Des candidates à Miss France déjà recadrées pour leur comportement : « On n’est pas leurs domestiques ! »

Mis à jour le 9 janvier 2026 à 11:24
LAURENT VU / SIPA / TF1
Les candidates à l’élection Miss France, qui sont actuellement en voyage en Martinique, ont eu droit à un vif rappel à l’ordre des règles de vie et de respect. La faute à certaines Miss impolies et insolentes, selon Frédéric Gilbert, le producteur de l’émission et directeur du concours.

Surprise cette année après le traditionnel test de culture générale. Les candidates à l’élection Miss France ont eu droit à un remontage de bretelles en règles par Frédéric Gilbert, le directeur du concours. "J’ai mis un tour de vis (…) Elles ne s’y attendaient pas", explique ce dernier au Parisien/Aujourd’hui en France.

Un manque de respect chez certaines candidates Miss France 

Si Frédéric Gilbert a tenu à parler aux candidates qui s’affronteront le 6 décembre prochain pour obtenir la couronne de Miss France 2026, c’est pour recadrer les quelques Miss qui ont fait preuve de "laxisme sur le respect des règles et de la vie collective". "Ce n’est pas aux maquilleurs ou aux coiffeurs de ranger derrière", souligne-t-il ainsi en ajoutant que certaines osent également répondre au téléphone pendant une activité ou lors des séances de HMC (habillage, maquillage, coiffure). "On ne peut pas élire une Miss France, aussi belle soit elle, si elle ne respecte pas les gens et se comporte mal.
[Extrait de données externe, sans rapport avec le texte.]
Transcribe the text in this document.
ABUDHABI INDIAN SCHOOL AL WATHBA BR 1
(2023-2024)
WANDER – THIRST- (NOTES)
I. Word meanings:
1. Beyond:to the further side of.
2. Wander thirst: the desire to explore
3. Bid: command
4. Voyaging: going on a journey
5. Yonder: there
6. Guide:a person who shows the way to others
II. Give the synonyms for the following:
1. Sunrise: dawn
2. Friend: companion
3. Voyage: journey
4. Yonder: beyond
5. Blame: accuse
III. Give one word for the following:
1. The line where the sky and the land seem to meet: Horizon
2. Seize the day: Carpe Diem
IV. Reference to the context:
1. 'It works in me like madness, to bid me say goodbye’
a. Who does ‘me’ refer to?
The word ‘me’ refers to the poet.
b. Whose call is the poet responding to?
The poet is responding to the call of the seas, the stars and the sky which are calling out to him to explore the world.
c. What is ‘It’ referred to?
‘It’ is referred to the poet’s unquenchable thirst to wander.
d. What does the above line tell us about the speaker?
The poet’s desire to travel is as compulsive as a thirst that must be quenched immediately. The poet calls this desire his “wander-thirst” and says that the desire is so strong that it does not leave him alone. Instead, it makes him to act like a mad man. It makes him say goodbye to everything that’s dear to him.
On fait comment nous, après, si la Miss France elle se comporte ainsi et ne veut pas faire ses activités car elle en a marre ! Ce n’est pas possible. Miss France, on passe un an avec elle", s’agace celui qui a eu "5 ou 6 retours sur un petit groupe de plusieurs personnes". "Si on ne casse pas les pattes, cela se gangrène (…) Ce genre d’attitude peut entrainer les autres", avance le directeur de la société Miss France.

Des candidates insolentes et impolies

Pas question, pour Frédéric Gilbert, de nommer précisément les quelques candidates qui manquent de respect aux équipes. "Chacune se reconnaît dans ce qu’on dit", glisse-t-il seulement avant d’en dire plus sur certains comportements problématiques. "Hier encore, pendant une activité, certaines n’ont pas été très polies, d’autres ont fait preuve d’un peu d’insolence. Et cela n’est pas possible, on n’est pas leurs domestiques ! Elles n’apprécieraient pas qu’on les envoie bouler. Le respect doit être réciproque", conclut-il en rappelant que Sylvie Tellier et Geneviève de Fontenay demandaient le même niveau de respect aux candidates à l’époque.